Customer Story: Kenya National Highway Authority Reduces Cargo Transport Time
Kenya National Highway Authority (KeNHA) reduces the cargo transport time from Mombasa to Malaba with automated weighbridge technology installed by SGS.
The Northern Corridor is an 8,800 km road through Kenya, which acts as a major gateway to the landlocked countries of Uganda, Rwanda, Burundi, the Democratic Republic of Congo, South Sudan and northern Tanzania.
Axle load weighbridges on the Northern Corridor are required to monitor the weight of cargo loads and protect the highway against damage from overloaded trucks. However, until recently, a cargo truck travelling from Mombasa to Malaba would take at least six days – two days for travel and four days to stop at each of the multiple weighbridges scattered along the route.
Reducing travel time and congestion
To find an innovative solution to reducing travel time and congestion, while ensuring weight allowances are adhered to, KeNHA appointed SGS.
SGS was contracted to upgrade and manage the network of weighbridges throughout Kenya to enhance road safety, facilitate trade by decongesting weighbridge stations and improve data generation and collection.
An innovative solution
SGS installed advanced technology, such as High Speed Weighing in Motion (HSWIM) systems, which removes human discretion from weighbridge operation. With underground sensors imbedded in the road, HSWIM automatically detects trucks that weigh more than the legal limit, selecting them for static weighing.
As the HSWIM system can weigh trucks as they move normally on the highway, the need to stop each and every truck has been drastically reduced. From the Port of Mombasa through the Mariakani, Athi River, Gilgil and Webuye weighbridges, truck drivers are no longer stopped unless they exceed legal weight limits.
Isaac Wanjohi, the SGS weighbridge manager at the Gilgil weighbridge station in Nakuru County, said: “The technology recently became operational at Gilgil, which was a location notorious for causing massive traffic snarl-ups. Now, the HSWIM sensor only directs trucks that are carrying more than the legal weight limit to the static scale for confirmation. All other trucks are allowed to continue their journey without having to turn into the weigh station.”
“If a driver decides to transgress by failing to pass through the HSWIM screening lane, a police officer directs the driver to pass through a static scale for confirmation. Those found to have violated the legal weight limit are taken to court where they are charged and fined accordingly.”
Robust weighbridge software has also been employed, which does not allow for manual entry or manipulation of weight results.
Muita Ngatia, KeNHA’s axle load control manager, explains: “The technology has reduced human contact and motivated motorists to comply with the rules, drastically reducing corruption at the weighbridges. Initially, it was the police who decided which vehicle to weigh at the static scale, but with the automatic system, there is no short cut. The system decides.”

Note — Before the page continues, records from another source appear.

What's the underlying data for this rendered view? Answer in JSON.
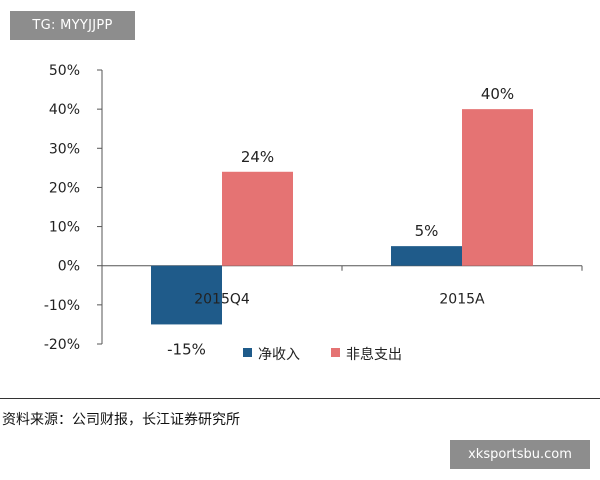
{
  "tag": "TG: MYYJJPP",
  "watermark": "xksportsbu.com",
  "source": "资料来源：公司财报，长江证券研究所",
  "colors": {
    "net_income": "#1f5b8a",
    "non_interest_expense": "#e57373",
    "axis": "#555555"
  },
  "chart_data": {
    "type": "bar",
    "categories": [
      "2015Q4",
      "2015A"
    ],
    "series": [
      {
        "name": "净收入",
        "values": [
          -15,
          5
        ],
        "color": "#1f5b8a",
        "labels": [
          "-15%",
          "5%"
        ]
      },
      {
        "name": "非息支出",
        "values": [
          24,
          40
        ],
        "color": "#e57373",
        "labels": [
          "24%",
          "40%"
        ]
      }
    ],
    "ylim": [
      -20,
      50
    ],
    "yticks": [
      -20,
      -10,
      0,
      10,
      20,
      30,
      40,
      50
    ],
    "ytick_labels": [
      "-20%",
      "-10%",
      "0%",
      "10%",
      "20%",
      "30%",
      "40%",
      "50%"
    ],
    "title": "",
    "xlabel": "",
    "ylabel": "",
    "legend": "bottom-right",
    "grid": false
  }
}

Other innovative technology installed by SGS includes automatic number plate recognition cameras, cameras for automatically recording truck details at the weighbridges, traffic control equipment and systems, census loops and loggers, and lighting and security systems.
Static weighing has been improved by the installation of multideck scales that are highly accurate and offer fast axle group vehicle weight determination for law enforcement instead of weighing one axle at a time.
A closed-loop, one-direction weighbridge station layout controlled by barriers and automatic boom arms ensures that non-compliant trucks cannot exit the weighbridge station until they have complied with the legal weigh limits. Once they have complied the system automatically opens the exit control booms to allow the truck to leave the station.
The HSWIM system and traffic control systems were officially inaugurated by the Cabinet Secretary for Transport and Infrastructure at the Mariakani weighbridge in September 2014, before being extended to other locations along the Northern Corridor route.
In all, SGS Kenya operates 11 weighbridges on behalf of KeNHA. All technology upgrades were completed in May 2015, including a central weighbridge management system installed at the KeNHA headquarters where all weighbridge data is collected and stored and which KeNHA uses to monitor the weighbridge operations.
Muita Ngatia concludes: “The SGS system has reduced the cost of transporting cargo in the region as less time is wasted at the weighbridges. This means transporters can now make several trips in a week.”